A patient comes to the walk-in clinic with complaints of pain in his foot following stepping on a roofing nail 4 days ago. The patient has a visible red streak running up his foot and ankle. What health problem should the nurse suspect?
- A. Cellulitis
- B. Local inflammation
- C. Elephantiasis
- D. Lymphangitis
Correct Answer: D
Rationale: Lymphangitis is an acute inflammation of the lymphatic channels. It arises most commonly from a focus of infection in an extremity. Usually, the infectious organism is hemolytic streptococcus. The characteristic red streaks that extend up the arm or the leg from an infected wound outline the course of the lymphatic vessels as they drain. Cellulitis is caused by bacteria, which cause a generalized edema in the subcutaneous tissues surrounding the affected area. Local inflammation would not present with red streaks in the lymphatic channels. Elephantiasis is transmitted by mosquitoes that carry parasitic worm larvae; the parasites obstruct the lymphatic channels and results in gross enlargement of the limbs.

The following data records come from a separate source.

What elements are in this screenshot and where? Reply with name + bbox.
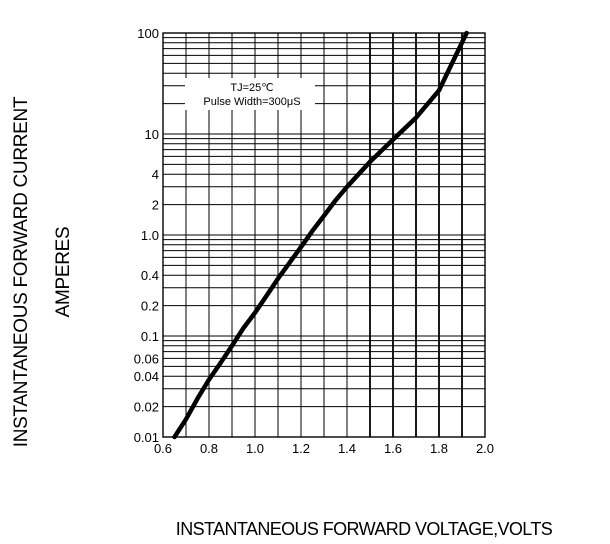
y-axis-label-line-1: INSTANTANEOUS FORWARD CURRENT <box>11 96 32 447</box>
annotation-pulse-width: Pulse Width=300μS <box>203 96 300 108</box>
annotation-box: TJ=25℃ Pulse Width=300μS <box>185 78 315 110</box>
x-tick-label: 2.0 <box>476 441 494 456</box>
x-tick-label: 1.4 <box>338 441 356 456</box>
x-tick-label: 1.8 <box>430 441 448 456</box>
y-tick-label: 1.0 <box>141 228 159 243</box>
y-axis-label-line-2: AMPERES <box>53 227 74 318</box>
tick-labels: 100 10 4 2 1.0 0.4 0.2 0.1 0.06 0.04 0.02 0.010.6 0.… <box>134 26 494 456</box>
x-axis-label: INSTANTANEOUS FORWARD VOLTAGE,VOLTS <box>176 519 553 539</box>
forward-current-curve <box>172 30 469 440</box>
y-tick-label: 0.4 <box>141 268 159 283</box>
y-tick-label: 10 <box>145 127 159 142</box>
y-tick-label: 0.2 <box>141 299 159 314</box>
x-tick-label: 1.6 <box>384 441 402 456</box>
plot-frame <box>162 32 486 438</box>
y-tick-label: 4 <box>152 167 159 182</box>
y-tick-label: 2 <box>152 198 159 213</box>
y-tick-label: 0.04 <box>134 369 159 384</box>
grid <box>162 32 486 438</box>
x-tick-label: 0.6 <box>154 441 172 456</box>
curve-layer <box>172 30 469 440</box>
annotation-background <box>185 78 315 110</box>
y-tick-label: 0.01 <box>134 430 159 445</box>
y-tick-label: 100 <box>137 26 159 41</box>
x-tick-label: 0.8 <box>200 441 218 456</box>
annotation-temperature: TJ=25℃ <box>230 82 273 94</box>
x-tick-label: 1.0 <box>246 441 264 456</box>
y-tick-label: 0.1 <box>141 329 159 344</box>
y-tick-label: 0.02 <box>134 400 159 415</box>
x-tick-label: 1.2 <box>292 441 310 456</box>
y-tick-label: 0.06 <box>134 351 159 366</box>
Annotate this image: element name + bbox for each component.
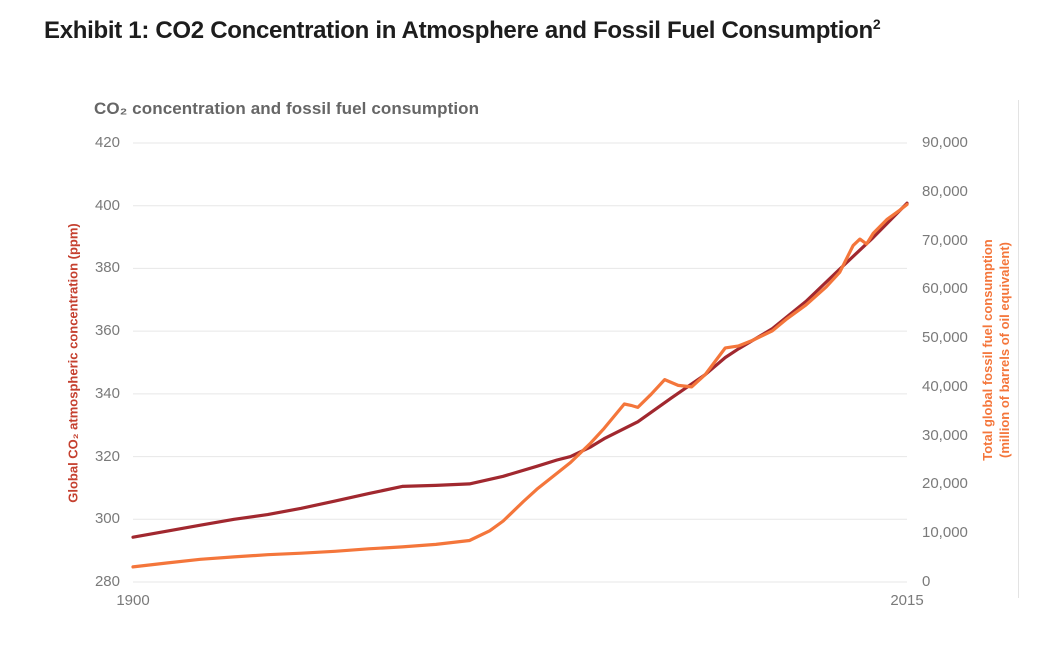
chart-title: CO₂ concentration and fossil fuel consum… (94, 99, 480, 118)
y-right-tick-label: 10,000 (922, 524, 968, 542)
y-axis-right-label-line2: (million of barrels of oil equivalent) (997, 242, 1012, 458)
y-right-tick-label: 50,000 (922, 329, 968, 347)
y-right-tick-label: 90,000 (922, 134, 968, 151)
y-left-tick-label: 420 (94, 134, 120, 151)
y-right-tick-label: 30,000 (922, 426, 968, 444)
exhibit-title-text: Exhibit 1: CO2 Concentration in Atmosphe… (44, 17, 873, 44)
y-right-tick-label: 60,000 (922, 280, 968, 298)
y-right-tick-label: 20,000 (922, 475, 968, 493)
y-left-tick-label: 360 (94, 322, 120, 340)
y-right-tick-label: 0 (922, 573, 931, 590)
series-line-left (131, 201, 909, 539)
y-left-tick-label: 340 (94, 384, 120, 402)
y-right-tick-label: 70,000 (922, 231, 968, 249)
chart-right-border (1018, 100, 1019, 598)
y-left-tick-label: 320 (94, 447, 120, 465)
y-left-tick-label: 380 (94, 259, 120, 277)
y-left-tick-label: 300 (94, 510, 120, 528)
y-axis-left-label-text: Global CO₂ atmospheric concentration (pp… (65, 222, 81, 503)
y-left-tick-label: 400 (94, 196, 120, 214)
series-line-right (131, 202, 909, 569)
y-axis-right-label-line1: Total global fossil fuel consumption (980, 239, 995, 461)
x-tick-label: 2015 (890, 592, 924, 609)
x-tick-label: 1900 (116, 592, 150, 609)
exhibit-title: Exhibit 1: CO2 Concentration in Atmosphe… (44, 16, 1034, 45)
y-axis-left-label: Global CO₂ atmospheric concentration (pp… (58, 143, 88, 582)
y-left-tick-label: 280 (94, 573, 120, 590)
y-axis-right-label: Total global fossil fuel consumption (mi… (972, 150, 1020, 550)
y-axis-right-label-text: Total global fossil fuel consumption (mi… (979, 239, 1013, 460)
y-right-tick-label: 80,000 (922, 182, 968, 200)
exhibit-title-footnote-ref: 2 (872, 16, 881, 32)
y-right-tick-label: 40,000 (922, 377, 968, 395)
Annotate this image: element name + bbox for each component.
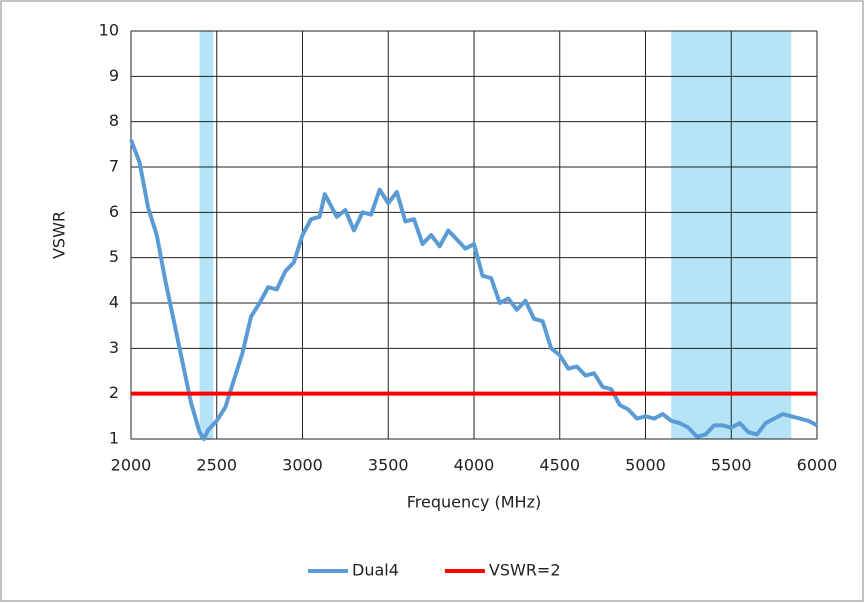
legend-label: Dual4 [352, 561, 399, 580]
x-tick-label: 5500 [711, 456, 752, 475]
x-tick-label: 2000 [111, 456, 152, 475]
x-tick-label: 5000 [625, 456, 666, 475]
x-tick-label: 3000 [282, 456, 323, 475]
y-tick-label: 7 [109, 157, 119, 176]
y-tick-label: 4 [109, 293, 119, 312]
y-tick-label: 10 [99, 21, 119, 40]
x-tick-label: 4500 [539, 456, 580, 475]
series-line [129, 139, 818, 441]
y-tick-label: 5 [109, 247, 119, 266]
y-tick-label: 2 [109, 383, 119, 402]
y-tick-label: 6 [109, 202, 119, 221]
x-axis-title: Frequency (MHz) [407, 493, 541, 512]
x-tick-label: 6000 [797, 456, 838, 475]
legend-label: VSWR=2 [489, 561, 561, 580]
x-tick-label: 4000 [454, 456, 495, 475]
y-tick-label: 3 [109, 338, 119, 357]
band [199, 31, 214, 439]
x-tick-label: 2500 [196, 456, 237, 475]
y-tick-label: 9 [109, 66, 119, 85]
y-tick-label: 1 [109, 429, 119, 448]
y-tick-label: 8 [109, 111, 119, 130]
y-axis-title: VSWR [50, 211, 69, 259]
x-tick-label: 3500 [368, 456, 409, 475]
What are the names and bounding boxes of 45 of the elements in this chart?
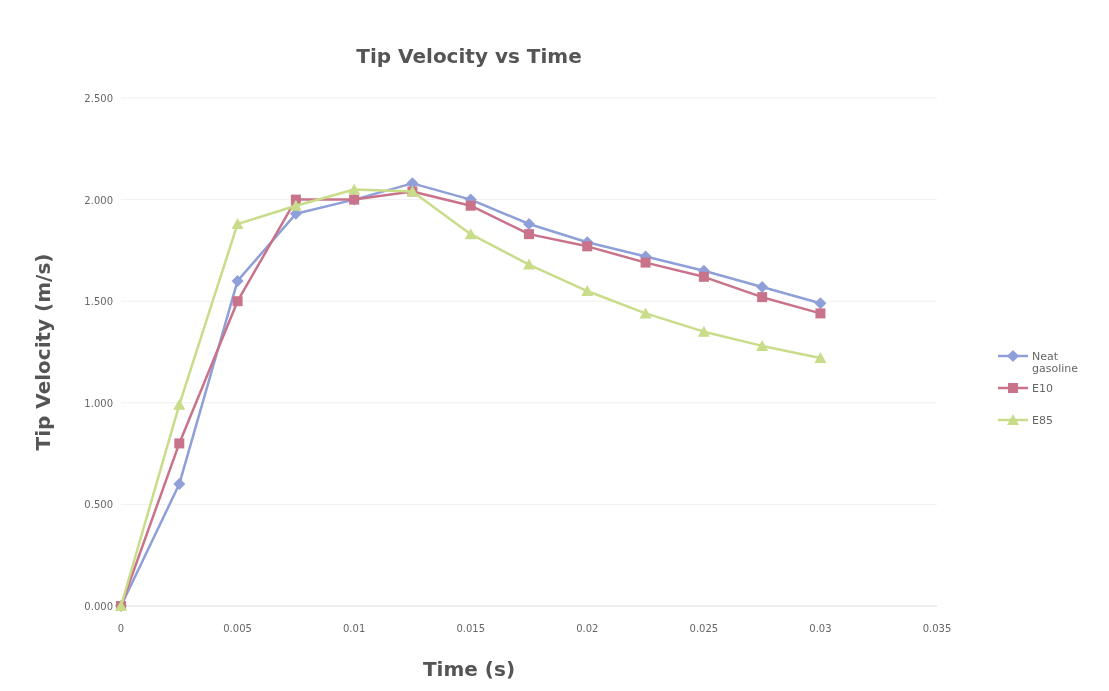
point <box>173 478 186 491</box>
point <box>698 271 709 282</box>
point <box>232 296 243 307</box>
x-tick-label: 0.005 <box>223 623 252 634</box>
point <box>640 257 651 268</box>
y-tick-label: 2.500 <box>84 93 113 104</box>
point <box>231 217 244 229</box>
x-tick-label: 0.025 <box>689 623 719 634</box>
point <box>465 200 476 211</box>
point <box>523 217 535 230</box>
y-axis-title: Tip Velocity (m/s) <box>31 253 55 451</box>
point <box>173 398 186 410</box>
legend-label: E85 <box>1032 414 1053 427</box>
point <box>289 199 302 211</box>
point <box>639 307 652 319</box>
y-tick-label: 1.500 <box>84 296 113 308</box>
x-tick-label: 0.015 <box>456 623 486 634</box>
y-tick-label: 2.000 <box>84 194 113 206</box>
point <box>814 297 827 310</box>
point <box>582 241 593 252</box>
x-tick-label: 0.02 <box>576 623 599 634</box>
point <box>757 292 768 303</box>
legend-label: Neat gasoline <box>1032 350 1079 375</box>
x-tick-label: 0.03 <box>809 623 832 634</box>
point <box>756 280 769 293</box>
point <box>464 228 477 240</box>
point <box>756 339 769 351</box>
legend-label: E10 <box>1032 382 1053 395</box>
point <box>581 285 594 297</box>
y-tick-label: 0.500 <box>84 499 113 511</box>
point <box>174 438 185 449</box>
y-tick-label: 0.000 <box>84 601 113 612</box>
x-tick-label: 0.035 <box>922 623 952 634</box>
y-tick-label: 1.000 <box>84 397 113 409</box>
point <box>814 352 827 364</box>
point <box>815 308 826 319</box>
x-tick-label: 0 <box>117 623 125 634</box>
point <box>697 325 710 337</box>
point <box>348 183 361 195</box>
x-tick-label: 0.01 <box>343 623 366 634</box>
point <box>231 274 244 287</box>
point <box>524 229 534 240</box>
x-axis-title: Time (s) <box>422 657 516 681</box>
point <box>523 258 535 270</box>
chart-title: Tip Velocity vs Time <box>356 44 582 68</box>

The nurse is caring for a patient who returned from the tropics a few weeks ago and who sought care with signs and symptoms of lymphedema. The nurses plan of care should prioritize what nursing diagnosis?
- A. Risk for infection related to lymphedema
- B. Disturbed body image related to lymphedema
- C. Ineffective health maintenance related to lymphedema
- D. Risk for deficient fluid volume related to lymphedema
Correct Answer: A
Rationale: Lymphedema, which is caused by accumulation of lymph in the tissues, constitutes a significant risk for infection. The patients body image is likely to be disturbed, and the nurse should address this, but infection is a more significant threat to the patients physiological well-being. Lymphedema is unrelated to ineffective health maintenance and deficient fluid volume is not a significant risk.
The triage nurse in the ED is assessing a patient who has presented with complaint of pain and swelling in her right lower leg. The patients pain became much worse last night and appeared along with fever, chills, and sweating. The patient states, I hit my leg on the car door 4 or 5 days ago and it has been sore ever since. The patient has a history of chronic venous insufficiency. What intervention should the nurse anticipate for this patient?
- A. Platelet transfusion to treat thrombocytopenia
- B. Warfarin to treat arterial insufficiency
- C. Antibiotics to treat cellulitis
- D. Heparin IV to treat VTE
Correct Answer: C
Rationale: Cellulitis is the most common infectious cause of limb swelling. The signs and symptoms include acute onset of swelling, localized redness, and pain; it is frequently associated with systemic signs of fever, chills, and sweating. The patient may be able to identify a trauma that accounts for the source of infection. Thrombocytopenia is a loss or decrease in platelets and increases a patients risk of bleeding; this problem would not cause these symptoms. Arterial insufficiency would present with ongoing pain related to activity. This patient does not have signs and symptoms of VTE.